An Indian hacking group is targeting Pakistani embassies in various countries, it is learned reliably here.
The Pakistan Telecommunication Authority’s (PTA) Computer Emergency Readiness Team (CERT) has issued an advisory after receiving threat intelligence from Avast CERT that an APT group from India was involved in targeting Pakistani embassies in multiple countries including Brunei, Nepal, Argentina, and Azerbaijan during March-June 2022.
According to the document, Confucius Group spreads malware by sending spam scams with PDF attachments that contain links to phishing websites. These sites posed as official government websites and contained passwords for malicious documents that site visitors could download.
The malware used in cyber attacks is programmed to spy on victims and steal data. The regulator’s Avast CERT discovered malicious documents bearing various names relevant to recent events.
The ATP group removed additional infectious disease steps written in Microsoft’s object-oriented programming (OOP) language by means of malicious macros in documents. It was also discovered that the macros bypass several other malware families, including Trojan downloaders, file stealers, Quasarat, and custom RATs written in C++.
The PTA CERT has demanded that government officials ensure regular security monitoring of critical infrastructure, services and websites as well as phishing, social engineering and incident response training for employees. It also recommended against sending emails containing flashy content or unknown links.

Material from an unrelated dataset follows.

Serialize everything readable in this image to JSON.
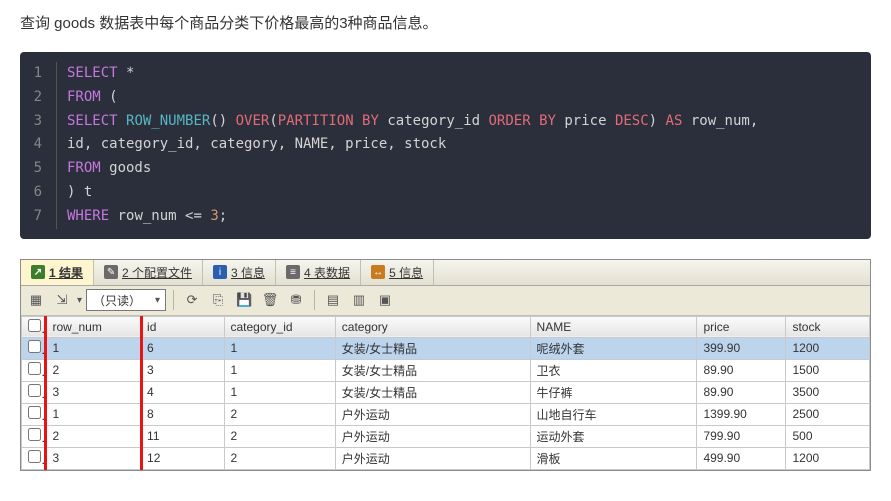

PTA CERT has requested that government officials ensure continuous security monitoring of critical infrastructure, services, and websites, as well as training employees on phishing, social engineering, and incident response procedures.
It also advised against including tempting content and unknown links in the email. The authority has instructed government employees to exercise caution when dealing with file extensions such as.xlsx,.xls, pdf, doc, docx,.exe,.msi,.vb,.bat, and others, and to report suspicious email addresses to their respective organizations, the document added.